After a rather zombie-like existence at work, I woke up back at home craving a workout. It was too hot for the dog, even for a walk, and so I had no excuse not to use the TM. And then, once I got going, I decided to try a few faster intervals.
6 X 1 min fast/1 min recovery. What "fast" was, I have no clue. The display still lacks fresh batteries. But I wasn't after numbers anyway. I wanted to recapture the fluid floating fast pace I'd experienced earlier, and I did. I stretched out and kept things light. Mind you, by the 6th interval, fatigue was accumulating, but it was a relatively effortless workout.

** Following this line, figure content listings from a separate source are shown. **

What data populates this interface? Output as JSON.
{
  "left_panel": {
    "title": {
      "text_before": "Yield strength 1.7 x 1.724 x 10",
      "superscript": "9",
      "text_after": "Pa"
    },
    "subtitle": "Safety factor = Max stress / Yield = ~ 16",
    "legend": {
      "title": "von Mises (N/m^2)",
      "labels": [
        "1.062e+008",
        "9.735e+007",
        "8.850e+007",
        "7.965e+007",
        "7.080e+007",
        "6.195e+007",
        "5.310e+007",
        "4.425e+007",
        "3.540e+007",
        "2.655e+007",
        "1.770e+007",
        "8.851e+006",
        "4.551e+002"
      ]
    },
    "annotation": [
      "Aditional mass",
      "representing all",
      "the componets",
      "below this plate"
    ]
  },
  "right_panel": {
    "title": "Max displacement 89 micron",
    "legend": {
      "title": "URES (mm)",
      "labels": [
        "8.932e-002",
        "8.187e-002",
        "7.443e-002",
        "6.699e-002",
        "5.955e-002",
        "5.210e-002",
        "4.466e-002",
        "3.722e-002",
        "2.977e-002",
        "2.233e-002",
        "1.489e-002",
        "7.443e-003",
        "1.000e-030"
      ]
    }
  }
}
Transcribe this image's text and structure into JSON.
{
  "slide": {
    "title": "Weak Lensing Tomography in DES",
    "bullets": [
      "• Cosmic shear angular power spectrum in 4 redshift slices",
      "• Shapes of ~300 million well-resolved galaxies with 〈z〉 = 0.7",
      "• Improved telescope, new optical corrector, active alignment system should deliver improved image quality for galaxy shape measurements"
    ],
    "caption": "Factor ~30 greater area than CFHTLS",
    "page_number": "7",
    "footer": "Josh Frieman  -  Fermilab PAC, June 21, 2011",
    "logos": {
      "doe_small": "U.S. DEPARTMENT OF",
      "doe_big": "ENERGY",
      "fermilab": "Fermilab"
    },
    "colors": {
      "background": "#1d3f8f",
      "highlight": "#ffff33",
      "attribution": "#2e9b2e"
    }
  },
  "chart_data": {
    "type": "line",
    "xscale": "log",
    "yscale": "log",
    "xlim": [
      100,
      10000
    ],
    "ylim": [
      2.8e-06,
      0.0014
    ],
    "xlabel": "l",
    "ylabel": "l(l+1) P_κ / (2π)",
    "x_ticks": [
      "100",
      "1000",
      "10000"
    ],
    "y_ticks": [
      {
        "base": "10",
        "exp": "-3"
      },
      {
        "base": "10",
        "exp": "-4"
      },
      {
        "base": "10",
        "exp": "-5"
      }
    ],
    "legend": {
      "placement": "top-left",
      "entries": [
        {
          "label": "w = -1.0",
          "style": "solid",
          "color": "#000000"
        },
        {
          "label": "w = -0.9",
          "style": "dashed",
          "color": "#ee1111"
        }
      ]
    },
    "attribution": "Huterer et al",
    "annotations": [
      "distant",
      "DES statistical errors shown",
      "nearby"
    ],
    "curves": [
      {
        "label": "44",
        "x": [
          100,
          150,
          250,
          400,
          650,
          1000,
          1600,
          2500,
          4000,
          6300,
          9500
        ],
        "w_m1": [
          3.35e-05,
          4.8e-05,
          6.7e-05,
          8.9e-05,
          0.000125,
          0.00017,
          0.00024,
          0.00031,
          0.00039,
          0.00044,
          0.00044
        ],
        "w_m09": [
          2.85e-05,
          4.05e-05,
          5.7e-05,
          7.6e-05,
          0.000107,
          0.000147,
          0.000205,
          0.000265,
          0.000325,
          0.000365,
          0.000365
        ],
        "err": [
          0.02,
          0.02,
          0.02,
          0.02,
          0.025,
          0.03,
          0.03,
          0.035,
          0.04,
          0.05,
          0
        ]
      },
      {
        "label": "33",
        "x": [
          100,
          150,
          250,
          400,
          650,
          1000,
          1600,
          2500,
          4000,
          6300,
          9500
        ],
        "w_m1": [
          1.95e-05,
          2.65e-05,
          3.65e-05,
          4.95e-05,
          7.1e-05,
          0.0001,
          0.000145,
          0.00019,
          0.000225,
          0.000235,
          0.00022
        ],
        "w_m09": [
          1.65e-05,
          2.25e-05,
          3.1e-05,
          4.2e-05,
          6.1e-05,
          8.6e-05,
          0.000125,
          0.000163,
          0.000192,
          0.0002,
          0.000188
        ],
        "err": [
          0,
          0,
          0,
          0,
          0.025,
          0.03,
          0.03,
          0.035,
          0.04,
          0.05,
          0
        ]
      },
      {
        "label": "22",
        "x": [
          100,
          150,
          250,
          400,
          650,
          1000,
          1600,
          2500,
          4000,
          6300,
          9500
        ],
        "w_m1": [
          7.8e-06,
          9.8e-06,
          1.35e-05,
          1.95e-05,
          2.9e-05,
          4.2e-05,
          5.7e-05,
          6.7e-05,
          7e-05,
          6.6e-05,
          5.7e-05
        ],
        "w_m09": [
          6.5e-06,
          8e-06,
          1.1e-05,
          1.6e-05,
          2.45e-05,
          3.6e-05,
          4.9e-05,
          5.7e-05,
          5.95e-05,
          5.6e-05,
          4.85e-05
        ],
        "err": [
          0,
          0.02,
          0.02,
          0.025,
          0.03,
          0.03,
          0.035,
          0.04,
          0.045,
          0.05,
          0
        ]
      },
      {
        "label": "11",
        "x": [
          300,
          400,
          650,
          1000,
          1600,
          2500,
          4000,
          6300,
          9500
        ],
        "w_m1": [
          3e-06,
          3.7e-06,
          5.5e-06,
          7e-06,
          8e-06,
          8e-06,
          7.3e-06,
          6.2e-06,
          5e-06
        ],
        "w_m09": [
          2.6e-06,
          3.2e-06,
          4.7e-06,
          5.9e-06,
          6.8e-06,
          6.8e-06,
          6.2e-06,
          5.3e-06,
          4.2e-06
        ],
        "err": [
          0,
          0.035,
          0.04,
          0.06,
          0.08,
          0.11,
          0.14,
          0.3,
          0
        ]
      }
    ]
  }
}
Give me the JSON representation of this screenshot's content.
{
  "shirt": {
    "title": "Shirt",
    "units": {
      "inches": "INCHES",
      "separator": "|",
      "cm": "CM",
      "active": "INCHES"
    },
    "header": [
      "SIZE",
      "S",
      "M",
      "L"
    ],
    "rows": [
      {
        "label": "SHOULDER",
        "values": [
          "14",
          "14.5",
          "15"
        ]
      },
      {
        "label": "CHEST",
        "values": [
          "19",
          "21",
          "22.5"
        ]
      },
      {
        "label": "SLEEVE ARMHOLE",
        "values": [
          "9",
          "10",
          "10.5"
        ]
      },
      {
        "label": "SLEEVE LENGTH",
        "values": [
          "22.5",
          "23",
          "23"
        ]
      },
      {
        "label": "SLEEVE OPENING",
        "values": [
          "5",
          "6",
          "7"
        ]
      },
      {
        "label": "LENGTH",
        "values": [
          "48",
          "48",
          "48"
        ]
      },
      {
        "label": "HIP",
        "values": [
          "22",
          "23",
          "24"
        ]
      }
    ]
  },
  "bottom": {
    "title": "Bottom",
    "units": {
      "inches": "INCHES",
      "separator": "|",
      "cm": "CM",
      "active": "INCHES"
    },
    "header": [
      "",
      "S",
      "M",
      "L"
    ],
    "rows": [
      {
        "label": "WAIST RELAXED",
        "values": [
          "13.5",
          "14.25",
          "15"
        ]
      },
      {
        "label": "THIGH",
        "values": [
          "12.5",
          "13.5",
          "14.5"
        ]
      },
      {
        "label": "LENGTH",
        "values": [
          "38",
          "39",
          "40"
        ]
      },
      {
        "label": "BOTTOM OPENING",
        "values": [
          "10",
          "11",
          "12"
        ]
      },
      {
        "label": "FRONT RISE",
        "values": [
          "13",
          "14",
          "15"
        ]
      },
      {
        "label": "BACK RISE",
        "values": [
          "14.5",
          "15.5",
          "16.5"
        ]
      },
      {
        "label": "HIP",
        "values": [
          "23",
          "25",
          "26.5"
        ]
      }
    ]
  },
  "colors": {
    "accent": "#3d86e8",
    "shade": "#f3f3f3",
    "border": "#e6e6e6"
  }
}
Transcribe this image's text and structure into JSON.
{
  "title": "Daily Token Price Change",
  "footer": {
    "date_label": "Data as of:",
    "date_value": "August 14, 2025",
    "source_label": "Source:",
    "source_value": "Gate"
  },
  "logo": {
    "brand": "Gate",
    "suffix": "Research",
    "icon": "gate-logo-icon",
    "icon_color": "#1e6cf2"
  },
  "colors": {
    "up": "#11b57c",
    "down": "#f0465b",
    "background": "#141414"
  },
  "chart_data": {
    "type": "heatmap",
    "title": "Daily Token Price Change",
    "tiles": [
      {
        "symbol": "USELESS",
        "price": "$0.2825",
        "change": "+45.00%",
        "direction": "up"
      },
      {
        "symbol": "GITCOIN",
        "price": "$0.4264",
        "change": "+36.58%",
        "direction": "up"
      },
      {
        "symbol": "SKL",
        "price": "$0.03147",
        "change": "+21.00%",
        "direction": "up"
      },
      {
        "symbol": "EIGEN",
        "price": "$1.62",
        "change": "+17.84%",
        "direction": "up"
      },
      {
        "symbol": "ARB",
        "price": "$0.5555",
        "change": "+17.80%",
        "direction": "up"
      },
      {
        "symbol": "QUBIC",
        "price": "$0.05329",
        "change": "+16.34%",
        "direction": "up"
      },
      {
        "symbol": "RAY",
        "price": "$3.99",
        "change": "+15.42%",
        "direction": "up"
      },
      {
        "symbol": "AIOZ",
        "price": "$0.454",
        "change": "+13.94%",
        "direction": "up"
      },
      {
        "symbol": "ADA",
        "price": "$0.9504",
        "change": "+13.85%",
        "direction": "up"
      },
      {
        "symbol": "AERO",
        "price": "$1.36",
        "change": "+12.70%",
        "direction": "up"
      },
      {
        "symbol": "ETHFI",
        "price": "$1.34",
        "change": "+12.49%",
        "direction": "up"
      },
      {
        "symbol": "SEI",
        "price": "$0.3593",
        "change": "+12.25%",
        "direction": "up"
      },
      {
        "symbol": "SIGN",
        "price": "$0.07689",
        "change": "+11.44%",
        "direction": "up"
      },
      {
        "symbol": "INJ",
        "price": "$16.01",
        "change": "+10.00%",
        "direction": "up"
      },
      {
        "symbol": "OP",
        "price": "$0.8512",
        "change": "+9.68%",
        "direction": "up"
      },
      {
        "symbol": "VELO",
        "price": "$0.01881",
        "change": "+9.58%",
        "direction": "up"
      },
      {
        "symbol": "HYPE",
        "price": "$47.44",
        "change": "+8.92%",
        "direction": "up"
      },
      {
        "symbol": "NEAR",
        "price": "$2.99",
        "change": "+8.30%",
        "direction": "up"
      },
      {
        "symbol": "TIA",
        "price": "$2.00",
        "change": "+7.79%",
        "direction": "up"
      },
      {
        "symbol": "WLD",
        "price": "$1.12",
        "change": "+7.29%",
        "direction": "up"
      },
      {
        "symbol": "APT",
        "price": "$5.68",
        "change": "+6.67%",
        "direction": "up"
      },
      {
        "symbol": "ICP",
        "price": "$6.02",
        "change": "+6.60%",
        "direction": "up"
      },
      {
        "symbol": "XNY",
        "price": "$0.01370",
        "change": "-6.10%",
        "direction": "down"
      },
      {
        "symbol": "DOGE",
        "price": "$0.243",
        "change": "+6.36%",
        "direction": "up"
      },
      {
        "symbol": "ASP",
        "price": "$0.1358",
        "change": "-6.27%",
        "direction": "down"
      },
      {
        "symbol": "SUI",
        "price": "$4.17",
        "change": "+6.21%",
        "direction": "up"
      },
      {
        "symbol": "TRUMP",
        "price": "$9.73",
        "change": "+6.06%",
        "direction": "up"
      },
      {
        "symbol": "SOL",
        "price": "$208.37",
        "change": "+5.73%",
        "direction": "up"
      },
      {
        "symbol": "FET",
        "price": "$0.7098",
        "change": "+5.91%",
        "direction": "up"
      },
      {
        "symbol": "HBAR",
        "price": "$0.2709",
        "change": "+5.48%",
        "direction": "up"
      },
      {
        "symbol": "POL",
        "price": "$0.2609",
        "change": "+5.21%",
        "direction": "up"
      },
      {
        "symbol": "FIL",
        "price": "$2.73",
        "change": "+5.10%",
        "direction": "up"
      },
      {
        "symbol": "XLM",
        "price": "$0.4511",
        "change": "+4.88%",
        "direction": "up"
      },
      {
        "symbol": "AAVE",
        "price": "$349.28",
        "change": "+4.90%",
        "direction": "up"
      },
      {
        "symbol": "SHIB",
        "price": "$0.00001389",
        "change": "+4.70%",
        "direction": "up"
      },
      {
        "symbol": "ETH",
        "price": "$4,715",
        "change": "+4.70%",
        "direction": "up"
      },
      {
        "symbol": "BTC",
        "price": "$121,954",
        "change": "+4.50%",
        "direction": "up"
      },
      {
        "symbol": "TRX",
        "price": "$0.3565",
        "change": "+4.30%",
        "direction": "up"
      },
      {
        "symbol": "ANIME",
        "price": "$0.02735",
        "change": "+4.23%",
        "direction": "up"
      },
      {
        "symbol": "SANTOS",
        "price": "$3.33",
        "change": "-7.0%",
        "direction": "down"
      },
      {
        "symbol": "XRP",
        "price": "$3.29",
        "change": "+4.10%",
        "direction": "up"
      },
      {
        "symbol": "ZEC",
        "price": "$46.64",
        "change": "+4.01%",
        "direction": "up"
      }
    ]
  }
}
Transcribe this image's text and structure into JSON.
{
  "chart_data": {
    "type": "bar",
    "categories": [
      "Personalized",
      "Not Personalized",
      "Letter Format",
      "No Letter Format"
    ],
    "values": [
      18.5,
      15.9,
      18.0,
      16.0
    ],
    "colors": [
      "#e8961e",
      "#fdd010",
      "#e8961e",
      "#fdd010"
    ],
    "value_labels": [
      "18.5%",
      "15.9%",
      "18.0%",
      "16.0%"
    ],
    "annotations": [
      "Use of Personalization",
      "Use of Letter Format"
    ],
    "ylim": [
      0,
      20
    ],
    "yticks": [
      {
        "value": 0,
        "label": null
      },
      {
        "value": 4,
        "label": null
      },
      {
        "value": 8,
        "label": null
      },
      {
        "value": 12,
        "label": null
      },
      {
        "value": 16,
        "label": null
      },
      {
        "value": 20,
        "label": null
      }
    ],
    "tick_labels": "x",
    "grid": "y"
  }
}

During the intervals, I thought about the usual type of running training, the traditional VO2 max workouts and tempo runs, and sprints, that kind of thing. What I was doing didn't seem to follow one of these workouts, but it felt like a good biomechanical exercise, and it felt right. Perhaps that's the key. My running hobby is at least a decade old, and I've trained for several races with a bunch of hard workouts that were pretty much the same: hard. The more one pushes, the stronger one gets, no pain, no gain, etc. What if that is actually counteractive? Is speed best invited, not forced? What if, instead, I managed to get used to going fast and easy instead of fast and hard? Would this work? It would feel better, at least!
Total today: 5 miles plus exercises afterward.
Yesterday: 3 miles
I still have a few weeks left of the early mornings, but for the time being just 4 more days because then I go home for a week (sibling's wedding). I will hopefully catch up on sleep--definitely, sleep in past 5:00!--and enjoy at least a few flat and true spring runs.